Transcripts For Homeschoolers Attending College
If your student attended an online or correspondence school and received their diploma through that institute, then you don’t need to worry at all about how colleges will see their homeschooling. Since they attended a ‘regular’ school, all transcripts and relevant paperwork come from the school. Don’t forget to request certified copies for your records. Otherwise, a transcript needs to be organized, complete, and easy to read.
- include your student’s name, address, and phone number along with a name for your homeschool if you have one.
- Names and records from any outside institutes where a student took classes. For example, some high schoolers choose to take core classes at a community college in place of a high school class to get double credit and more of a challenge.
- A complete record of any required high school courses for your state in order and any additional classes the student took. Please list the number of credits given for each course.
- A separate list of credits earned. Include a GPA for all work done and the grading scale used to determine this.
- Finally, list the graduation date, note if this is an anticipated date in the future, and complete with the parent or registered teacher/tutor signature and the date.
A portfolio with samples of work and any other classes’ records is not the same as a transcript, but it may also be requested by some schools. Include things like sports, instruments, and other extracurricular activities. Ensure there are records such as letters of recommendation from places a student volunteered and pay stubs with pictures of participation for sports and other paid activities.

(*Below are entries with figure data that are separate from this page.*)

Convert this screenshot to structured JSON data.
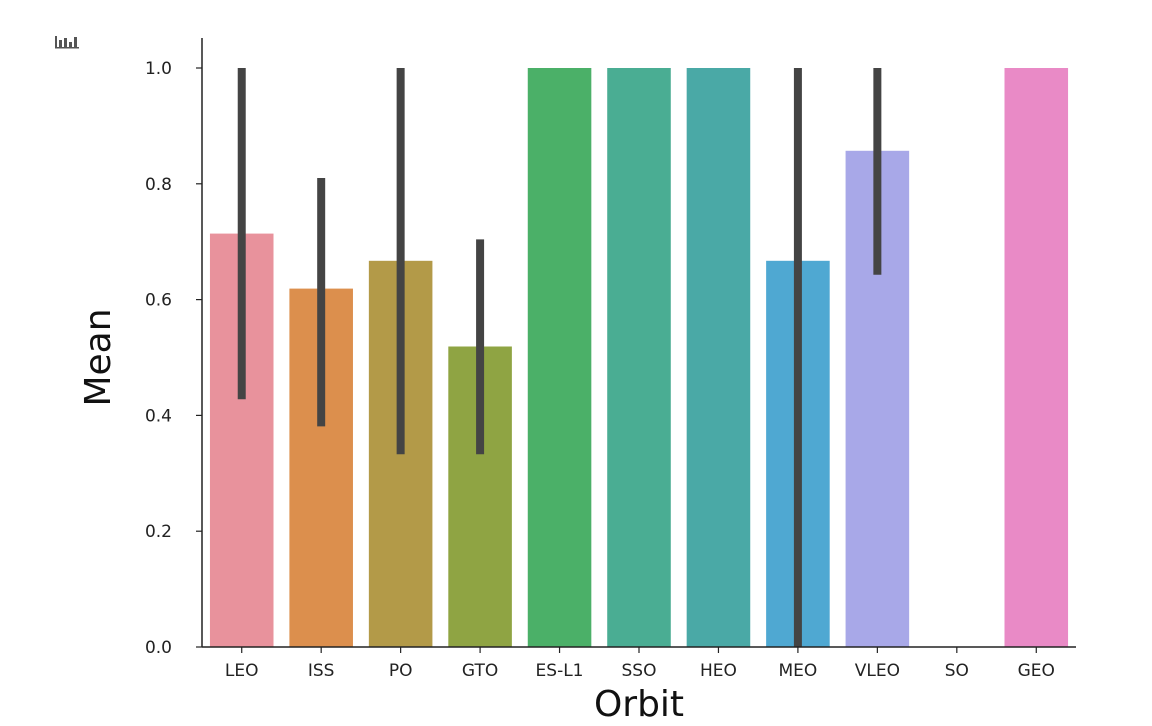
{
  "toolbar": {
    "icon": "bar-chart-icon"
  },
  "chart_data": {
    "type": "bar",
    "title": "",
    "xlabel": "Orbit",
    "ylabel": "Mean",
    "ylim": [
      0,
      1.05
    ],
    "yticks": [
      "0.0",
      "0.2",
      "0.4",
      "0.6",
      "0.8",
      "1.0"
    ],
    "categories": [
      "LEO",
      "ISS",
      "PO",
      "GTO",
      "ES-L1",
      "SSO",
      "HEO",
      "MEO",
      "VLEO",
      "SO",
      "GEO"
    ],
    "values": [
      0.714,
      0.619,
      0.667,
      0.519,
      1.0,
      1.0,
      1.0,
      0.667,
      0.857,
      0.0,
      1.0
    ],
    "error_low": [
      0.428,
      0.381,
      0.333,
      0.333,
      null,
      null,
      null,
      0.0,
      0.643,
      null,
      null
    ],
    "error_high": [
      1.0,
      0.81,
      1.0,
      0.704,
      null,
      null,
      null,
      1.0,
      1.0,
      null,
      null
    ],
    "colors": [
      "#e8929c",
      "#dc8f4d",
      "#b39a48",
      "#8fa443",
      "#4bb068",
      "#4aad93",
      "#4aa9a6",
      "#4fa8d2",
      "#a8a8e8",
      "#cc88dd",
      "#e98ac6"
    ],
    "grid": false,
    "legend": "none"
  }
}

There is no reason to worry that colleges will think badly of your homeschooler. As a parent, there are plenty of stressful considerations during the pre-college buildup. How will you pay for school? Will your baby be safe when they fly the nest? Getting into school is relatively simple compared to those issues.
Make sure you take the time to schedule a visit to desirable schools and check out campus life. Regardless of where they are and how highly lauded, different schools have very different campus lives. Some offer little to no social activities, while others are party schools with tons of extracurricular events well suited to social butterflies.
Focus on helping your homeschooler score well on SATs or the ACT and help them put together a superb essay. If your transcripts are in order, then there’s little to be worried about when it comes to admissions.